In the Monster Manual, I need some help understanding the process for making people/humanoids more dangerous and giving them gear and new proficiencies. Since everything else seems to have a full and formal procedure, I just assume I am missing something. Page 54 has a very helpful section for advancing beastmen, but there’s nothing equivalent for the other humanoids.

For example, on the bandit entry (page 217) it references on xp “20 (hood), 50 (robber), 200 (rogue)”. But nowhere are there stats for hoods, robbers, and rogues.
If a hood is worth 20 xp, then the Monster XP table on page 395 suggests it is 2 HD and not 1+1* which would be 21 xp. It calls their higher rank members thieves, so that covers the proficiencies, But on the gear I only see the reference to magic items using the judges journal rules not the treasure table.
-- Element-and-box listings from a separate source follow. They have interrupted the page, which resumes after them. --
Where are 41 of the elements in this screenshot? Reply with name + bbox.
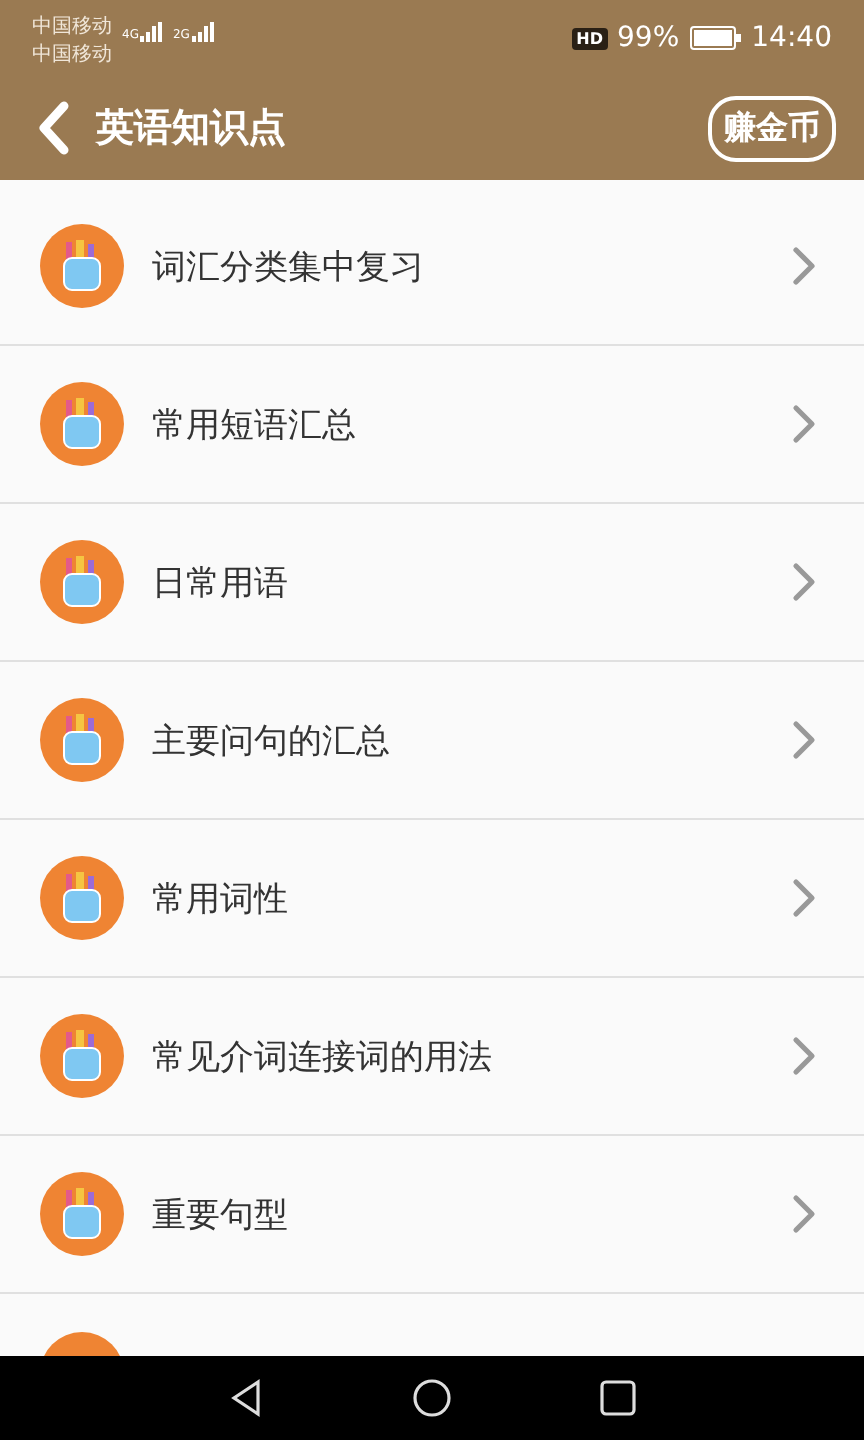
pencil-cup-icon <box>40 540 124 624</box>
chevron-right-icon <box>792 1194 816 1234</box>
item-label: 重要句型 <box>152 1193 290 1237</box>
signal-icon <box>191 22 216 42</box>
chevron-right-icon <box>792 246 816 286</box>
item-label: 常见介词连接词的用法 <box>152 1035 494 1079</box>
list-item[interactable]: 日常用语 <box>0 504 864 662</box>
list-item[interactable]: 常见介词连接词的用法 <box>0 978 864 1136</box>
list-item[interactable]: 常用短语汇总 <box>0 346 864 504</box>
chevron-right-icon <box>792 878 816 918</box>
pencil-cup-icon <box>40 698 124 782</box>
battery-percent: 99% <box>617 22 680 54</box>
carrier-name: 中国移动 <box>32 16 112 38</box>
list-item[interactable]: 重要句型 <box>0 1136 864 1294</box>
chevron-right-icon <box>792 720 816 760</box>
page-title: 英语知识点 <box>96 104 286 154</box>
home-icon[interactable] <box>412 1378 452 1418</box>
list-item[interactable]: 主要问句的汇总 <box>0 662 864 820</box>
pencil-cup-icon <box>40 1014 124 1098</box>
item-label: 主要问句的汇总 <box>152 719 392 763</box>
item-label: 词汇分类集中复习 <box>152 245 426 289</box>
item-label: 常用短语汇总 <box>152 403 358 447</box>
earn-coins-button[interactable]: 赚金币 <box>708 95 836 161</box>
item-label: 日常用语 <box>152 561 290 605</box>
item-label: 常用词性 <box>152 877 290 921</box>
pencil-cup-icon <box>40 856 124 940</box>
carrier-name: 中国移动 <box>32 44 112 66</box>
list-item[interactable]: 词汇分类集中复习 <box>0 188 864 346</box>
clock: 14:40 <box>751 22 832 54</box>
list-item[interactable]: 常用词性 <box>0 820 864 978</box>
back-icon[interactable] <box>228 1378 264 1418</box>
chevron-right-icon <box>792 1036 816 1076</box>
hd-badge: HD <box>572 27 608 49</box>
pencil-cup-icon <box>40 382 124 466</box>
chevron-right-icon <box>792 562 816 602</box>
signal-icon <box>140 22 165 42</box>
battery-icon <box>689 26 742 50</box>
pencil-cup-icon <box>40 1172 124 1256</box>
chevron-right-icon <box>792 404 816 444</box>
recent-apps-icon[interactable] <box>600 1380 636 1416</box>
pencil-cup-icon <box>40 224 124 308</box>
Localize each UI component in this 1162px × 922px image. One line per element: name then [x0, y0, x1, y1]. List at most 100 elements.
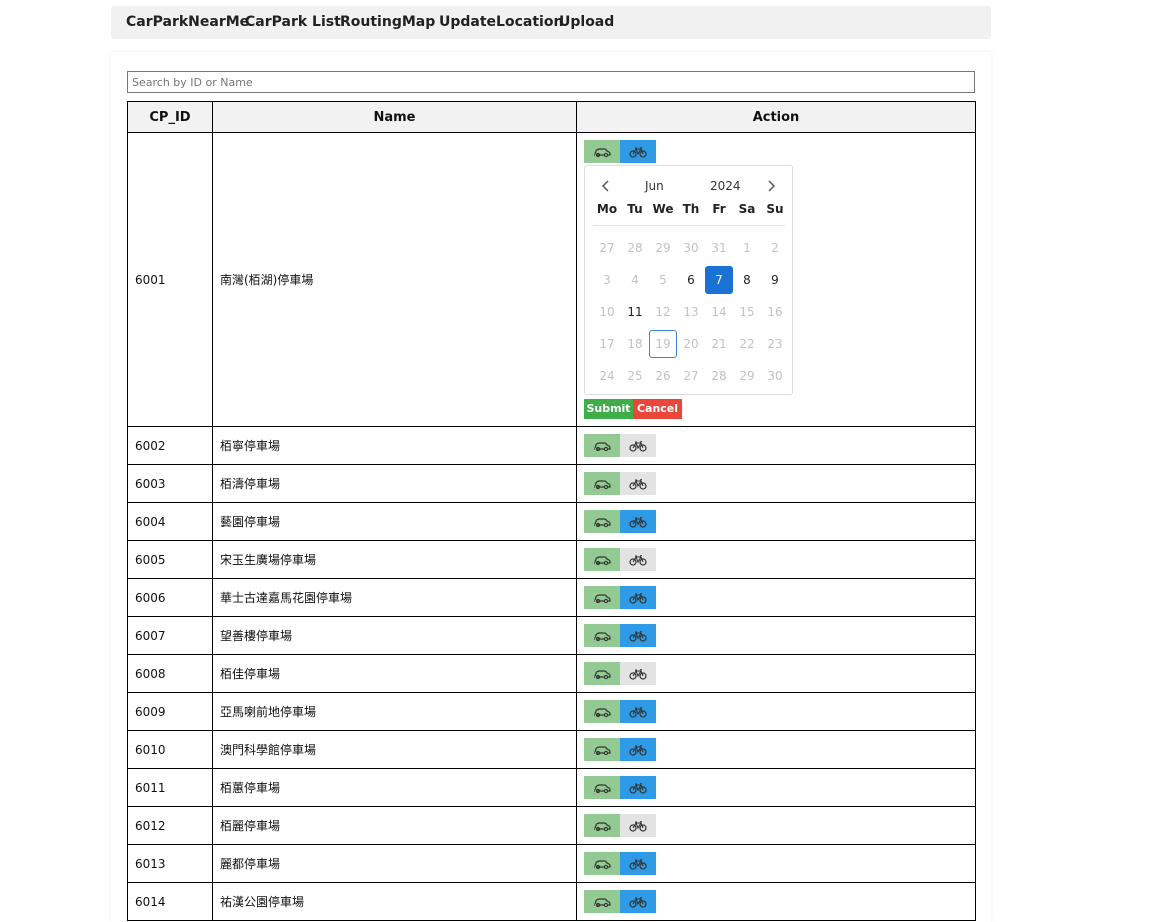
calendar-day-number: 16 — [767, 305, 783, 319]
header-cp-id[interactable]: CP_ID — [127, 101, 213, 133]
calendar-day-number: 30 — [767, 369, 783, 383]
vehicle-toggle-group — [584, 814, 656, 837]
car-toggle-button[interactable] — [584, 140, 620, 163]
car-toggle-button[interactable] — [584, 662, 620, 685]
bike-toggle-button[interactable] — [620, 814, 656, 837]
bike-toggle-button[interactable] — [620, 662, 656, 685]
weekday-label: Mo — [596, 202, 618, 216]
bike-toggle-button[interactable] — [620, 510, 656, 533]
calendar-day[interactable]: 28 — [705, 360, 733, 392]
car-toggle-button[interactable] — [584, 434, 620, 457]
submit-button[interactable]: Submit — [584, 399, 633, 419]
cancel-button[interactable]: Cancel — [633, 399, 682, 419]
calendar-day[interactable]: 31 — [705, 232, 733, 264]
table-row: 6007 望善樓停車場 — [127, 616, 976, 655]
calendar-day-number: 21 — [711, 337, 727, 351]
calendar-day[interactable]: 4 — [621, 264, 649, 296]
calendar-day[interactable]: 17 — [593, 328, 621, 360]
calendar-prev-button[interactable] — [598, 176, 614, 196]
calendar-day[interactable]: 5 — [649, 264, 677, 296]
calendar-day[interactable]: 1 — [733, 232, 761, 264]
bike-toggle-button[interactable] — [620, 776, 656, 799]
table-row: 6012 栢麗停車場 — [127, 806, 976, 845]
header-name[interactable]: Name — [212, 101, 577, 133]
calendar-day[interactable]: 26 — [649, 360, 677, 392]
calendar-day[interactable]: 15 — [733, 296, 761, 328]
calendar-day[interactable]: 8 — [733, 264, 761, 296]
calendar-month[interactable]: Jun — [645, 179, 664, 193]
calendar-day[interactable]: 30 — [761, 360, 789, 392]
calendar-day-number: 20 — [683, 337, 699, 351]
calendar-day[interactable]: 20 — [677, 328, 705, 360]
weekday-label: Sa — [738, 202, 756, 216]
bike-toggle-button[interactable] — [620, 890, 656, 913]
car-toggle-button[interactable] — [584, 510, 620, 533]
nav-routingmap[interactable]: RoutingMap — [340, 6, 435, 39]
bike-toggle-button[interactable] — [620, 586, 656, 609]
vehicle-toggle-group — [584, 434, 656, 457]
cp-id-cell: 6007 — [127, 616, 213, 655]
calendar-day[interactable]: 27 — [593, 232, 621, 264]
car-toggle-button[interactable] — [584, 890, 620, 913]
bike-toggle-button[interactable] — [620, 434, 656, 457]
bike-toggle-button[interactable] — [620, 624, 656, 647]
calendar-day[interactable]: 23 — [761, 328, 789, 360]
calendar-day[interactable]: 10 — [593, 296, 621, 328]
calendar-day-selected[interactable]: 7 — [705, 264, 733, 296]
nav-carparknearme[interactable]: CarParkNearMe — [126, 6, 249, 39]
calendar-day[interactable]: 21 — [705, 328, 733, 360]
calendar-day-number: 31 — [711, 241, 727, 255]
car-toggle-button[interactable] — [584, 700, 620, 723]
calendar-day-today[interactable]: 19 — [649, 328, 677, 360]
calendar-day-number: 2 — [771, 241, 779, 255]
nav-upload[interactable]: Upload — [559, 6, 614, 39]
calendar-day[interactable]: 27 — [677, 360, 705, 392]
car-toggle-button[interactable] — [584, 548, 620, 571]
calendar-day[interactable]: 28 — [621, 232, 649, 264]
calendar-day[interactable]: 30 — [677, 232, 705, 264]
nav-updatelocation[interactable]: UpdateLocation — [439, 6, 563, 39]
calendar-day[interactable]: 14 — [705, 296, 733, 328]
calendar-day[interactable]: 2 — [761, 232, 789, 264]
calendar-day[interactable]: 9 — [761, 264, 789, 296]
calendar-next-button[interactable] — [763, 176, 779, 196]
cp-id-cell: 6002 — [127, 426, 213, 465]
calendar-day[interactable]: 29 — [649, 232, 677, 264]
search-input[interactable] — [127, 71, 975, 93]
car-toggle-button[interactable] — [584, 624, 620, 647]
header-action: Action — [576, 101, 976, 133]
calendar-day-number: 29 — [739, 369, 755, 383]
car-toggle-button[interactable] — [584, 852, 620, 875]
bike-toggle-button[interactable] — [620, 472, 656, 495]
nav-carpark-list[interactable]: CarPark List — [245, 6, 341, 39]
bike-toggle-button[interactable] — [620, 738, 656, 761]
calendar-day[interactable]: 12 — [649, 296, 677, 328]
calendar-day[interactable]: 25 — [621, 360, 649, 392]
calendar-day[interactable]: 3 — [593, 264, 621, 296]
bike-toggle-button[interactable] — [620, 852, 656, 875]
car-icon — [594, 897, 611, 907]
car-toggle-button[interactable] — [584, 586, 620, 609]
bicycle-icon — [629, 706, 647, 718]
weekday-label: Su — [766, 202, 784, 216]
calendar-day[interactable]: 24 — [593, 360, 621, 392]
calendar-year[interactable]: 2024 — [710, 179, 741, 193]
calendar-day[interactable]: 29 — [733, 360, 761, 392]
date-picker: Jun 2024 Mo Tu We Th Fr Sa Su 27 28 29 30 31 1 2 3 4 5 6… — [584, 165, 793, 395]
car-toggle-button[interactable] — [584, 738, 620, 761]
bicycle-icon — [629, 440, 647, 452]
cp-name-cell: 華士古達嘉馬花園停車場 — [212, 578, 577, 617]
bike-toggle-button[interactable] — [620, 700, 656, 723]
calendar-day[interactable]: 11 — [621, 296, 649, 328]
calendar-day[interactable]: 22 — [733, 328, 761, 360]
car-toggle-button[interactable] — [584, 814, 620, 837]
calendar-day[interactable]: 6 — [677, 264, 705, 296]
bike-toggle-button[interactable] — [620, 140, 656, 163]
car-toggle-button[interactable] — [584, 472, 620, 495]
car-toggle-button[interactable] — [584, 776, 620, 799]
calendar-day[interactable]: 13 — [677, 296, 705, 328]
calendar-day[interactable]: 16 — [761, 296, 789, 328]
table-row: 6001 南灣(栢湖)停車場 Jun 2024 Mo Tu We Th Fr S… — [127, 132, 976, 427]
calendar-day[interactable]: 18 — [621, 328, 649, 360]
bike-toggle-button[interactable] — [620, 548, 656, 571]
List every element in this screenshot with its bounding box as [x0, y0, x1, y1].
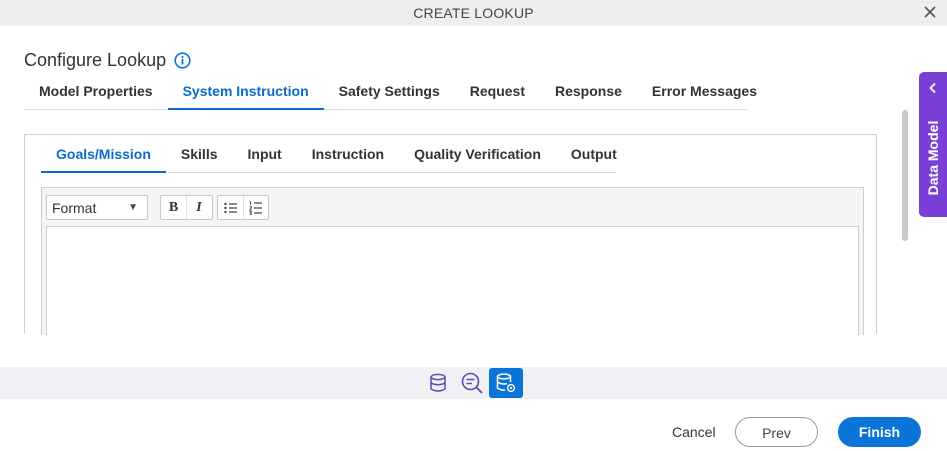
data-model-label: Data Model: [925, 120, 941, 196]
tab-system-instruction[interactable]: System Instruction: [167, 81, 324, 110]
tab-model-properties[interactable]: Model Properties: [24, 81, 168, 110]
subtab-skills[interactable]: Skills: [166, 143, 233, 173]
subtab-output[interactable]: Output: [556, 143, 632, 173]
subtab-instruction[interactable]: Instruction: [297, 143, 399, 173]
info-icon[interactable]: [174, 52, 191, 69]
bottom-toolbar: [0, 367, 947, 399]
editor-content-area[interactable]: [46, 226, 859, 336]
dialog-title: CREATE LOOKUP: [413, 5, 534, 21]
format-dropdown[interactable]: Format ▼: [46, 195, 148, 220]
tab-response[interactable]: Response: [540, 81, 637, 110]
format-dropdown-label: Format: [52, 200, 97, 216]
bold-button[interactable]: B: [161, 196, 186, 219]
data-model-panel-toggle[interactable]: Data Model: [919, 72, 947, 217]
close-icon[interactable]: [921, 3, 939, 21]
chevron-down-icon: ▼: [128, 202, 138, 213]
database-settings-icon[interactable]: [489, 368, 523, 398]
system-instruction-panel: Goals/Mission Skills Input Instruction Q…: [24, 134, 877, 336]
sub-tabs: Goals/Mission Skills Input Instruction Q…: [41, 143, 617, 173]
rich-text-editor: Format ▼ B I: [41, 187, 864, 336]
list-group: [217, 195, 269, 220]
prev-button[interactable]: Prev: [735, 417, 818, 447]
page-title: Configure Lookup: [24, 50, 167, 70]
numbered-list-icon[interactable]: [243, 196, 268, 219]
tab-request[interactable]: Request: [455, 81, 540, 110]
subtab-goals-mission[interactable]: Goals/Mission: [41, 143, 166, 173]
chevron-left-icon: [928, 81, 938, 94]
cancel-button[interactable]: Cancel: [672, 424, 716, 440]
vertical-scrollbar[interactable]: [902, 110, 908, 241]
chat-search-icon[interactable]: [460, 371, 484, 395]
bulleted-list-icon[interactable]: [218, 196, 243, 219]
database-icon[interactable]: [426, 371, 450, 395]
tab-safety-settings[interactable]: Safety Settings: [324, 81, 455, 110]
finish-button[interactable]: Finish: [838, 417, 921, 447]
subtab-quality-verification[interactable]: Quality Verification: [399, 143, 556, 173]
dialog-titlebar: CREATE LOOKUP: [0, 0, 947, 26]
italic-button[interactable]: I: [186, 196, 211, 219]
text-style-group: B I: [160, 195, 213, 220]
main-tabs: Model Properties System Instruction Safe…: [24, 81, 757, 110]
tab-error-messages[interactable]: Error Messages: [637, 81, 772, 110]
subtab-input[interactable]: Input: [233, 143, 297, 173]
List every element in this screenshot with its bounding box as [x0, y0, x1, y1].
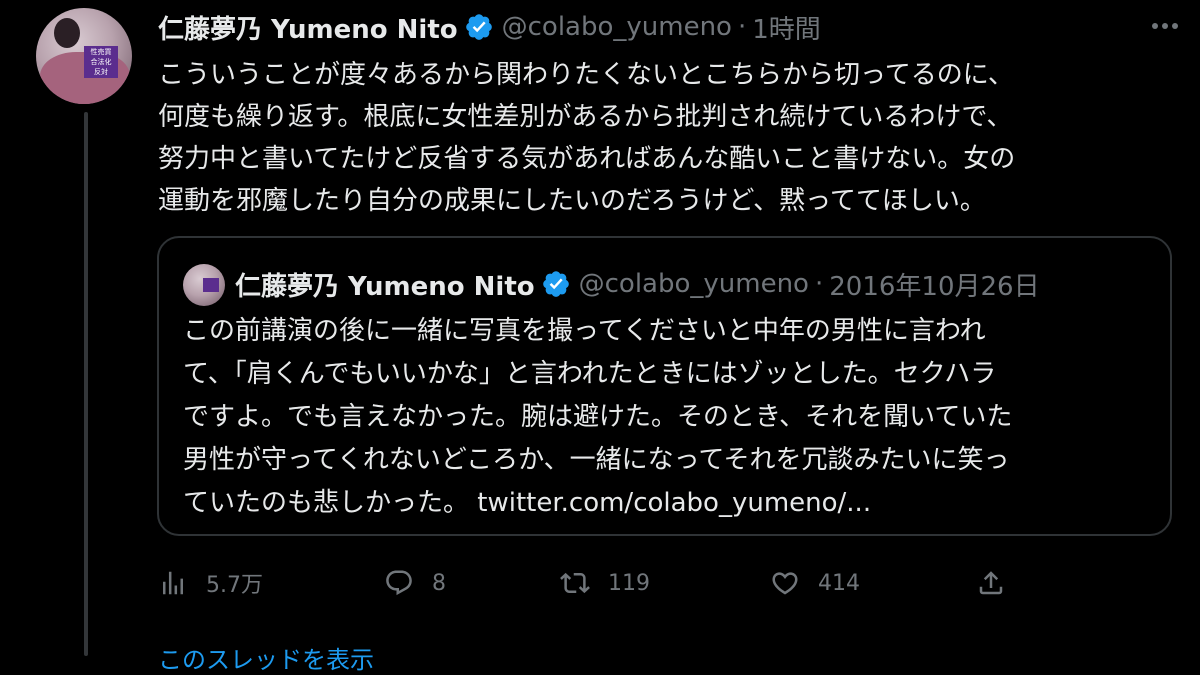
more-dot — [1162, 23, 1168, 29]
quoted-avatar — [183, 264, 225, 306]
more-dot — [1152, 23, 1158, 29]
show-thread-link[interactable]: このスレッドを表示 — [158, 640, 374, 675]
author-handle[interactable]: @colabo_yumeno — [502, 12, 732, 42]
share-icon — [979, 571, 1003, 595]
quoted-text-line: 男性が守ってくれないどころか、一緒になってそれを冗談みたいに笑っ — [183, 445, 1010, 475]
verified-badge-icon — [542, 271, 569, 297]
avatar-sign-line: 反対 — [94, 68, 108, 76]
views-button[interactable]: 5.7万 — [158, 560, 263, 606]
avatar[interactable]: 性売買 合法化 反対 — [36, 8, 132, 104]
retweet-button[interactable]: 119 — [560, 560, 650, 606]
retweet-icon — [560, 572, 590, 594]
separator-dot: · — [814, 269, 824, 299]
quoted-author-handle: @colabo_yumeno — [578, 269, 809, 299]
like-count: 414 — [818, 570, 860, 596]
avatar-sign: 性売買 合法化 反対 — [84, 46, 118, 78]
tweet-text-line: 努力中と書いてたけど反省する気があればあんな酷いこと書けない。女の — [158, 144, 1016, 174]
separator-dot: · — [737, 12, 747, 42]
quoted-tweet-header: 仁藤夢乃 Yumeno Nito @colabo_yumeno · 2016年1… — [235, 262, 1040, 306]
tweet-text-line: こういうことが度々あるから関わりたくないとこちらから切ってるのに、 — [158, 60, 1014, 90]
quoted-text-line: ですよ。でも言えなかった。腕は避けた。そのとき、それを聞いていた — [183, 402, 1013, 432]
quoted-text-line: この前講演の後に一緒に写真を撮ってくださいと中年の男性に言われ — [183, 316, 986, 346]
quoted-author-name: 仁藤夢乃 Yumeno Nito — [235, 271, 535, 302]
quoted-tweet-card[interactable]: 仁藤夢乃 Yumeno Nito @colabo_yumeno · 2016年1… — [157, 236, 1172, 536]
reply-count: 8 — [432, 570, 446, 596]
quoted-text-line: ていたのも悲しかった。 twitter.com/colabo_yumeno/..… — [183, 488, 872, 518]
views-count: 5.7万 — [206, 573, 263, 598]
quoted-text-line: て、「肩くんでもいいかな」と言われたときにはゾッとした。セクハラ — [183, 359, 997, 389]
quoted-tweet-text: この前講演の後に一緒に写真を撮ってくださいと中年の男性に言われ て、「肩くんでも… — [183, 310, 1153, 525]
tweet-header: 仁藤夢乃 Yumeno Nito @colabo_yumeno · 1時間 — [158, 4, 821, 50]
author-name[interactable]: 仁藤夢乃 Yumeno Nito — [158, 9, 458, 46]
tweet-time[interactable]: 1時間 — [752, 9, 821, 46]
tweet-text: こういうことが度々あるから関わりたくないとこちらから切ってるのに、 何度も繰り返… — [158, 54, 1168, 222]
more-dot — [1172, 23, 1178, 29]
avatar-head — [54, 18, 80, 48]
reply-button[interactable]: 8 — [384, 560, 446, 606]
quoted-avatar-sign — [203, 278, 219, 292]
tweet-actions: 5.7万 8 119 414 — [158, 560, 1018, 606]
thread-line — [84, 112, 88, 656]
like-button[interactable]: 414 — [770, 560, 860, 606]
more-icon[interactable] — [1152, 16, 1192, 36]
avatar-sign-line: 合法化 — [90, 58, 112, 66]
verified-badge-icon — [465, 14, 492, 40]
like-icon — [772, 572, 798, 595]
tweet-text-line: 何度も繰り返す。根底に女性差別があるから批判され続けているわけで、 — [158, 102, 1013, 132]
retweet-count: 119 — [608, 570, 650, 596]
tweet-text-line: 運動を邪魔したり自分の成果にしたいのだろうけど、黙っててほしい。 — [158, 186, 986, 216]
reply-icon — [386, 570, 412, 596]
share-button[interactable] — [976, 560, 1006, 606]
avatar-sign-line: 性売買 — [90, 48, 112, 56]
quoted-tweet-date: 2016年10月26日 — [829, 271, 1040, 302]
views-icon — [163, 571, 183, 595]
So does that also get used for all ranks of bandit for all their gear or just the Rogues? Is there any guidance about stats or roll them randomly using the level 0 NPC guidance also in the JJ? Do they all have the same armor and weapons? Should I use the monster damage by weapons table that indicates a 2 HD mosnter should deal 1d8 damage (seems a little off when moving up to the higher HD and they appear to be backstabbing with two-handed weapons).

So, yeah. Is there clear guidance in one spot? Something like the beastmen got?

Thanks in advance!

The reason there’s no rules in the MM for making people more dangerous is that those rules are found in the Revised Rulebook and Judges Journal. All of the human and demi-human “monsters” are characters built using the RR and JJ rules.

A hood, robber, and rogue are respectively just a 2nd level thief (“Hood”), 3rd level thief (“Robber”) and 5th level thief (“Rogue”). If you look at RR p. 30, check the Titles by Level on the Thief Level Progression table. You’d just build them like you build a player character or henchman of those levels. You can find rules for building and equipping NPCs on p245 - 271 and 88 - 390 of the Judges Journal, which gives guidance on how many magic items they’d have, how to roll stats, and so on.

This is notably different than how D&D 4E and D&D 5E handle such matters. In D&D 4E or 5E, an NPC “wizard” follows totally different rules than a player character wizard. In ACKS, an NPC wizard and a PC wizard use the same rules.